Alkalai was one of those great journeyman actors who become their characters, yet always let their own souls peep through.
By HELEN KAYE
This June, Moscu and Rodika Alkalai would have celebrated their 50th wedding anniversary. Instead, as long-time friend Sandor Mazor said last Wednesday at the Cameri theater where his body lay in state, "Moscu, you died on April Fools Day. We were the losers and nobody laughed."
Alkalai was a character actor to his marrow - one of those great journeyman actors who become their characters, yet always let their own souls peep through. His stage, film, and TV career spanned 40 years, and for most of those years he was also a passionate and hard-working advocate for Israeli creativity and actors' rights.

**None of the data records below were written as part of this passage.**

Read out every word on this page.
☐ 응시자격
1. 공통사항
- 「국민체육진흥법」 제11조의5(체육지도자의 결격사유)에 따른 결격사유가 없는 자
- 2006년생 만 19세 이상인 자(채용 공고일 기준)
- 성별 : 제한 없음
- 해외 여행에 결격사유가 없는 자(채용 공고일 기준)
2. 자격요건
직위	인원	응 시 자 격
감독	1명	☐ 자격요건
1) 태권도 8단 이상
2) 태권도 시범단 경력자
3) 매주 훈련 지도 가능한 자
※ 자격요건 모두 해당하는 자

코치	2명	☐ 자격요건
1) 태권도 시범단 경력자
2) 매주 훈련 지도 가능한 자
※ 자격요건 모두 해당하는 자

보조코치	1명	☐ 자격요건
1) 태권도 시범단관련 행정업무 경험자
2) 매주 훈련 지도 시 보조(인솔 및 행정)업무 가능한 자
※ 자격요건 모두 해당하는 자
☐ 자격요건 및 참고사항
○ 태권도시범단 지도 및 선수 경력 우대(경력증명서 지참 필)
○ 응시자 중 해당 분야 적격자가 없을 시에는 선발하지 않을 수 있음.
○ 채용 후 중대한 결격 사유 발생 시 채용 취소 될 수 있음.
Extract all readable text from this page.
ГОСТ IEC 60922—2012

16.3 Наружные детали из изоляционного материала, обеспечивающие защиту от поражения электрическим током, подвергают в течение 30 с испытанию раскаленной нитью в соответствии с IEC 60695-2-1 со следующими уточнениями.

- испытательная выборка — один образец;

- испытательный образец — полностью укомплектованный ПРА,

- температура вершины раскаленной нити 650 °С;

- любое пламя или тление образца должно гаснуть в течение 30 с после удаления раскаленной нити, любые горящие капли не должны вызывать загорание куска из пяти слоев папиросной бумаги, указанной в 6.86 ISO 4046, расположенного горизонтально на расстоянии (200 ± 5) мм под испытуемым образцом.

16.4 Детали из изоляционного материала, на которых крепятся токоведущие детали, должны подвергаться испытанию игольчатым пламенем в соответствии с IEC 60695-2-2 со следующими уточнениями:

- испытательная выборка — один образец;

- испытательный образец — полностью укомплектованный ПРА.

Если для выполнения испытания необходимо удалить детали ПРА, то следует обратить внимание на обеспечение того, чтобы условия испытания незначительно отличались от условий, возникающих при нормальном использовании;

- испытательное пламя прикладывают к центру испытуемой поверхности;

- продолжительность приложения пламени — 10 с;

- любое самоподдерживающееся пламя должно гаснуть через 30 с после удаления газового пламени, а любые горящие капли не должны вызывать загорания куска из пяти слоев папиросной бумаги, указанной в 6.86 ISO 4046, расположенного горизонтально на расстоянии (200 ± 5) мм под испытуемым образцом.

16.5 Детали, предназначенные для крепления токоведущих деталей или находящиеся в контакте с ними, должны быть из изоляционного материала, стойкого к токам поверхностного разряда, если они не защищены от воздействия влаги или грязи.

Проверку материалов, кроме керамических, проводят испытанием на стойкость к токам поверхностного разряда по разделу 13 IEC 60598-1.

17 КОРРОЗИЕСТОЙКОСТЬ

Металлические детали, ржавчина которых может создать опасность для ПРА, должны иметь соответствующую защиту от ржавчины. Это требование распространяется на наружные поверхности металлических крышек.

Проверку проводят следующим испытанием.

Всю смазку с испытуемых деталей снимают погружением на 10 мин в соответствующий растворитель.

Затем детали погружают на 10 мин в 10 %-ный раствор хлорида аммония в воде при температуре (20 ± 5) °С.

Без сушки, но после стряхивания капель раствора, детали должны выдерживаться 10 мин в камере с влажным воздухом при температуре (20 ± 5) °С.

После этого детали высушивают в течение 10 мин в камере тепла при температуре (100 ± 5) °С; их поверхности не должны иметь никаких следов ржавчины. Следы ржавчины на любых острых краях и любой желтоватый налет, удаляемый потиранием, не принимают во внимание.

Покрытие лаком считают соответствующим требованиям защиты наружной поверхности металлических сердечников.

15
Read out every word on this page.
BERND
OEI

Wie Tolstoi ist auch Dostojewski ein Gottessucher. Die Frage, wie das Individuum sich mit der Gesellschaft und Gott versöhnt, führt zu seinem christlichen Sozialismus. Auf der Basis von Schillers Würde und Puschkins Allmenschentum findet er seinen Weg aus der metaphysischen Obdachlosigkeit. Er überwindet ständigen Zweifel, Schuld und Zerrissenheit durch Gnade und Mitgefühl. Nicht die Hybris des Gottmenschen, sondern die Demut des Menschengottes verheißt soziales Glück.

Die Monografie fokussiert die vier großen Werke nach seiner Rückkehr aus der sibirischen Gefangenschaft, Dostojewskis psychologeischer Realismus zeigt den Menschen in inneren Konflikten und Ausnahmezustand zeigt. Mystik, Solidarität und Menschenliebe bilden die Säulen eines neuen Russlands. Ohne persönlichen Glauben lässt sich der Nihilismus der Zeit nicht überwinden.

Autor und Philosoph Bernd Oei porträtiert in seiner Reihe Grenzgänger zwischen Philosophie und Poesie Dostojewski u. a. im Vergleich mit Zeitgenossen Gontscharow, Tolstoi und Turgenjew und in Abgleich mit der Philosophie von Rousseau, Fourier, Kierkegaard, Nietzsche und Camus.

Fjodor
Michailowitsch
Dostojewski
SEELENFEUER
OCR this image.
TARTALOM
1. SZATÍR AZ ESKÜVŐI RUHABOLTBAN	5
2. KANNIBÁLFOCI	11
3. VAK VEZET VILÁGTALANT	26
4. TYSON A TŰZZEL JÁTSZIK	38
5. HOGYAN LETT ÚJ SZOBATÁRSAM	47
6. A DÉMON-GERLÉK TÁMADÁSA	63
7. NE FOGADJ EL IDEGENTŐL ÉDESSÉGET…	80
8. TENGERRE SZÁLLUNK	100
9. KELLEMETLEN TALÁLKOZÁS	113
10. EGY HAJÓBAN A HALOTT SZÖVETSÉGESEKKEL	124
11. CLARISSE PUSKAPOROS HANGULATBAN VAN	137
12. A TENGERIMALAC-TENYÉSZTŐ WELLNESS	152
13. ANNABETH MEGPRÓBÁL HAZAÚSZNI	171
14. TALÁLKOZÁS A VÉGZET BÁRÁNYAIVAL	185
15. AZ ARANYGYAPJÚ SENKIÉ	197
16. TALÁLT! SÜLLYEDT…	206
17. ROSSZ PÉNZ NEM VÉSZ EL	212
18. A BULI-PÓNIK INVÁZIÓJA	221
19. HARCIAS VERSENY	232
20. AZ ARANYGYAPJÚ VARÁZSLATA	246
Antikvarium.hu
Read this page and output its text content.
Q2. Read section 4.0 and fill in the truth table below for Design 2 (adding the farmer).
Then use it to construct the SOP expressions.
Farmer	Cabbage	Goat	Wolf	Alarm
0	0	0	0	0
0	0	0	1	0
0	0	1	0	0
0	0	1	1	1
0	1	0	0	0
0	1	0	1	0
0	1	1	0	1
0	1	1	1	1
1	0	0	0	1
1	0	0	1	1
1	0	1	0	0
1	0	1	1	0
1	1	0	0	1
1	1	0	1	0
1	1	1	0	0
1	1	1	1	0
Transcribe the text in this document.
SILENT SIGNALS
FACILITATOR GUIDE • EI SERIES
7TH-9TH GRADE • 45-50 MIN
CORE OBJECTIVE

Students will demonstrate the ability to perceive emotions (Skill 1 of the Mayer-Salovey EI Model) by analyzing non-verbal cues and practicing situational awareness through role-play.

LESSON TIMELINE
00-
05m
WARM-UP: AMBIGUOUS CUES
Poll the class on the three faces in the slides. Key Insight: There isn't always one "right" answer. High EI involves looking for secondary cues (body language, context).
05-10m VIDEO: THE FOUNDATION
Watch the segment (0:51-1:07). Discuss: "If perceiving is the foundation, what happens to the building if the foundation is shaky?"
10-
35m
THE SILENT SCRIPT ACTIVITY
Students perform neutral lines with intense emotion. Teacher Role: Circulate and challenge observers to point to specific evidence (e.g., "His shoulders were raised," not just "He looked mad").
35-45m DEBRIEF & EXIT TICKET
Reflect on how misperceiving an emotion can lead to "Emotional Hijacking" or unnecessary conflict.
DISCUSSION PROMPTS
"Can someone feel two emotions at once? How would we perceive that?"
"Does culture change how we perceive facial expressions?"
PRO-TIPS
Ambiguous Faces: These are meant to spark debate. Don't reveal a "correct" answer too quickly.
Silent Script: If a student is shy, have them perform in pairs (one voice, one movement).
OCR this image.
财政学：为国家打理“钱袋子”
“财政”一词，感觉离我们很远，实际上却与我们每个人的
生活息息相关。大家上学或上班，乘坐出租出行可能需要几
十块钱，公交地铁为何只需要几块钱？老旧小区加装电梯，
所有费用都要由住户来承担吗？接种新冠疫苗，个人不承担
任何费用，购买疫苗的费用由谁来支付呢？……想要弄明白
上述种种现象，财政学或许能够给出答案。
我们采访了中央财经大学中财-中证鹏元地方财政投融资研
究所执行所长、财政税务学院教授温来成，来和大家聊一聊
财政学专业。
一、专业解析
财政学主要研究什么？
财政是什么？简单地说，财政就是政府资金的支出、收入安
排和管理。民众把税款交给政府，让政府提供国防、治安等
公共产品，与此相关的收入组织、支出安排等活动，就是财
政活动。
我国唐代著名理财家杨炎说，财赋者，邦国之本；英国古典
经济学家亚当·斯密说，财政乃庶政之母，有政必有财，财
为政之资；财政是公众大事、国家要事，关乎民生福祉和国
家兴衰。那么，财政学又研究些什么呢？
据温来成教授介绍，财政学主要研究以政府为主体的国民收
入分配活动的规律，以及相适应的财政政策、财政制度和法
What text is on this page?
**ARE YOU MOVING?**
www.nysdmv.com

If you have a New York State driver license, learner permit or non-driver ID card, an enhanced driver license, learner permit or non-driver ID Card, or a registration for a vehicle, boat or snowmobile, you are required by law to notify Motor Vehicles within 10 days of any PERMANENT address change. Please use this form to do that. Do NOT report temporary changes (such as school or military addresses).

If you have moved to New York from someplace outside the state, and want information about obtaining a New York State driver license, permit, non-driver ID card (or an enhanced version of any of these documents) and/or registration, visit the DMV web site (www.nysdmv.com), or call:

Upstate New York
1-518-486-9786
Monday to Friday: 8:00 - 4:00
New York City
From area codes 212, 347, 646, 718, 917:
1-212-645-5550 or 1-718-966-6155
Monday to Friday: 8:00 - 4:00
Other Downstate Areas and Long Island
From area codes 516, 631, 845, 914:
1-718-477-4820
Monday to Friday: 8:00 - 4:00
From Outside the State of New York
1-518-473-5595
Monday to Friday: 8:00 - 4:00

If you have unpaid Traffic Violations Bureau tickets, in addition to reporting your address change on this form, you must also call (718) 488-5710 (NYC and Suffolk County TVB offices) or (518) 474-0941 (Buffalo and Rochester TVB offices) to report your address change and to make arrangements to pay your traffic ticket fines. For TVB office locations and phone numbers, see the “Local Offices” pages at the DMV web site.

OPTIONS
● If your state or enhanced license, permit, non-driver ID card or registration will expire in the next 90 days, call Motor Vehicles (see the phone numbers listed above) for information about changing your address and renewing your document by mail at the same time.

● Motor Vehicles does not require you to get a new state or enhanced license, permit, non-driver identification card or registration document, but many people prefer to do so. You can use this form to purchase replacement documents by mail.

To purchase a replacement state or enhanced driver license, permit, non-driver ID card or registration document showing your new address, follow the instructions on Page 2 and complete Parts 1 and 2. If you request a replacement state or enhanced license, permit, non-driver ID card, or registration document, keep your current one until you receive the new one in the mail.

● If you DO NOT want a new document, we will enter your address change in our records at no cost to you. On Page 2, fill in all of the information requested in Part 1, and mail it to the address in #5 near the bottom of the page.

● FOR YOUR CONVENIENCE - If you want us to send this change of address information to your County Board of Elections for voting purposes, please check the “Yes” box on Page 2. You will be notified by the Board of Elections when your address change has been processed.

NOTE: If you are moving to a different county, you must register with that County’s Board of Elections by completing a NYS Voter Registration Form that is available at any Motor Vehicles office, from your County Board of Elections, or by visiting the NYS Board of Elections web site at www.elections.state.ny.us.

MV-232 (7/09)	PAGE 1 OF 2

Born in Romania, Alkalai immigrated in 1962 and joined Habimah in 1975. Until his retirement in 1996, he played scores of roles, the last being Cyrano de Bergerac. He was in Twelfth Night, Beggars Opera, The Good Woman of Szechuan, Philomena, Salah Shabbati, Ghosts with Gila Almagor, The Magician of Brooklyn and The Spotted Tiger, to name just a few.
"Spotted Tiger was my first show at Habimah," recalls Idit Tepperson, "and Moscu was so sweet to me. The show was a hit, and we took it abroad to Moscow and Berlin."
Miki Kamm recalls him in Cabaret, saying "he was an easy man to love."
Orna Porat, who directed him in The Diary of Anne Frank at the Children's and Youth Theater, also played with him in Blood Wedding. "He was a wonderful stage partner," she says, "and his sense of humor enlivened rehearsals."
Leah Kenig says their professional friendship began in Bucharest "when we were young and beautiful. We worked in different theaters but met at a festival in 1957. I got a prize, and he got a prize. He was a character actor even then. When he joined Habimah I was doing Mother Courage, and he got a small role in that. We've done a lot of plays together. It's not simple. You're together on stage for so many years, and he was a good actor, a very good actor, passionate about his craft."
One of the plays was Hanoch Levin's The Craft of Life which Alkalai translated into Romanian, and which they took on tour in their native country.
For many years Alkalai was chairman of the Actors Union (EMI) and was later appointed to the council of the Second TV Authority. At EMI he battled ceaselessly for actors rights, for better conditions, for professional respect and recognition. Recognizing the influence of TV on Israeli culture, he fought for original TV dramas, "and was an unswerving champion of Israeli creativity and a true fighter," said Second Authority head Menashe Samira.
Alkalai's last role was as the deliciously scene-stealing and slightly senile Grandpa Yechiel in Dolphins at Beit Lessin. Hadass Calderon, whom he took on his knees 20 years back in The Wizard of Oz when she was 12 and yearning to be an actress, played with him again in Dolphins.
At the Cameri last Wednesday, not far from tears, she summed him up.
"I went to visit him in the hospital after his second surgery. He laughed, and said 'You became an actress after all. Chrrrrrch!' and we talked, and then he said 'What a wonderful profession we have.'"
A wonderful profession indeed, and the poorer now without him.
Alkalai was buried April 2 at the Kiryat Shaul Cemetery. He is survived by his wife, Rodika, and their two sons, Ron and Shai.